Cooking is good for the soul and everyone else fortunate enough to be around the kitchen. I make a very simple stove top type dish for my daughter and just the act of mincing garlic releases a lot of stress and I know she will have eaten at least one thing healthy that day!!
bake to relax but not cook like a meal, make cookies or cakes, its a good escape, and if I am baking everyone stays out of the kitchen, so there is a nice quiet time
I thought I was the only person to use cooking as a method of relaxation and stress release. Even though cooking can be tiring its something about seeing people enjoy the food (me also) makes it all seem worth it. While I'm cooking the tension and stress seems to leave my body
Nope–cooking is just another form of housework to me–about as relaxing as cleaning the bathroom or doing laundry. EATING certain comfort food dishes–creamed tuna on mashed potatoes, say–can relax me. And reading cookbooks, or cooking mags does relax me, but actually doing it–just another household chore to get done. Gardening does it for me. And for some reason, mending clothes by hand is also soothing, usually.
i have a long commute for work all week and it's very aggravating. between satellite radio and cooking, i can relax on the weekends. i often show up at work on mondays with the fruits of my weekend labor and the co-workers don't complain.
I cook 3 times during the week for dinner and cook every Saturday night.
I also cook almost 90% of my Sundays, not only because I enjoy cooking while sports are on, but also to make the lunches I take to work for the week ahead.
Being single allows me to cook exactly what I want/ like, and I'm luckily never forced to cook, (unless I take something out of the freezer and HAVE to cook it THAT night so it doesnt go bad).
I actually got to cook while on vacation in Manhattan last Oct, and LOVED it!!!!
My BF and I both love to cook for relaxation. We do it together every weekend and even enjoy the clean up. We search out new and interesting recipes to try from French, Italian, German, Greek and Chinese in addition to our own creations.
I love to cook, but I am not good at it. So it tends to be more stressful than relaxing for me. I relax by watching my husband, the Chef, cook. I pick the bottle of wine and enjoy the aromas and the way he moves around the kitchen. I can bake though and I absolutely love that. It's an instant gratification when you finish baking and everything has turned out fabulous!
Cooking is fun on weekends or after a mild work day–can't stand to be near a stove or oven after a hectic work day or if tired.
Sometimes it's just a creative challenge to come up with a good meal based on food past its peak befor it turns into a refrigerator experiment–so in the interest of being frugal I do rise up to cooking on those occassions regardless of what the day is like.

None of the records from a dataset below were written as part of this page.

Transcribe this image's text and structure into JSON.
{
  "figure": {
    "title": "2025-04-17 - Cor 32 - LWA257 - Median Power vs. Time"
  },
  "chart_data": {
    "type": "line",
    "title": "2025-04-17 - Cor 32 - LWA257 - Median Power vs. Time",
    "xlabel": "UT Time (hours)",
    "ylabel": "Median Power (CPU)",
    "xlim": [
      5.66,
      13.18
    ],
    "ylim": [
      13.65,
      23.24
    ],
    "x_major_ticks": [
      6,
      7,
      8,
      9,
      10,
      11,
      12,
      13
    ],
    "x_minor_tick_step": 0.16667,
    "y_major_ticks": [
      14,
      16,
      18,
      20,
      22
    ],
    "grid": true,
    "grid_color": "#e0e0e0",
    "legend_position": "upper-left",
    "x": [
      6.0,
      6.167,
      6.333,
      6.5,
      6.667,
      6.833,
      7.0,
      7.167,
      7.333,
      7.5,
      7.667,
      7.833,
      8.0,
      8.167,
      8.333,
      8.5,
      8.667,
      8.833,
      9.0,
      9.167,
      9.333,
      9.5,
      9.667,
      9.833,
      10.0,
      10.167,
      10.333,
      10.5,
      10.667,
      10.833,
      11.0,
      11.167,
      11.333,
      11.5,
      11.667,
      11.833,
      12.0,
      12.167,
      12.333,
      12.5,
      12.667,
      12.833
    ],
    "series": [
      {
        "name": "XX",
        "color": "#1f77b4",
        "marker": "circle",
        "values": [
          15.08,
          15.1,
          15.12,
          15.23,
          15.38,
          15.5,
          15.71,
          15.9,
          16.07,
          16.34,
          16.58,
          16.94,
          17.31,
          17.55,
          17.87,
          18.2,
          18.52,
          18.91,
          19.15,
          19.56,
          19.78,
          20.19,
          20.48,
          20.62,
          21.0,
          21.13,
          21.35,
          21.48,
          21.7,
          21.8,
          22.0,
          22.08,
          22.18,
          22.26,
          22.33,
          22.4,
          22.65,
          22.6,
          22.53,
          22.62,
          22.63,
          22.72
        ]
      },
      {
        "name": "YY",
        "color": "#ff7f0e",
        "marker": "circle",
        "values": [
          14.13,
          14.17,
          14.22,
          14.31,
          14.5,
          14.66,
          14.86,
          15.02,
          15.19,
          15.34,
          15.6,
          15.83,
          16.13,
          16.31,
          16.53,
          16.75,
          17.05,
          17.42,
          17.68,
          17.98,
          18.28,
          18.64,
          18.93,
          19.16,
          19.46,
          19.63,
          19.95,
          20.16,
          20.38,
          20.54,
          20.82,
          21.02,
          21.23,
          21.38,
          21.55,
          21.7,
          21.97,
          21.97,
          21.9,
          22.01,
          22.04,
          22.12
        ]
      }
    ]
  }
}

I'm reading this while taking a brief break from active cooking... there are flank steaks marinating, the vegetables that I can peel and chop ahead of time are back in the fridge until I need them later, the potatoes are washed, the onions and red peppers diced, the cheese (for the potato cheese soup) is grated, and the chocolate pies that I made at midnight last night lurk at the back of the refrigerator, awaiting their layer of whipped cream. 50 people expected at the Lodge installation dinner tonight... as soon as my helper arrives (with 150 homemade rolls ready for baking) we'll move into high gear and get busy!
I love to cook. All my cooking is done right from scratch. It is relaxing and rewarding. This year I have delved into baking desserts like pies and cookies with much success. All the scary things I heard about, for example...pie crusts are difficult...have not proven to be true. I bake all my own bread (by hand, no machine). It's cost effective, tastes better. Nothing like homemade!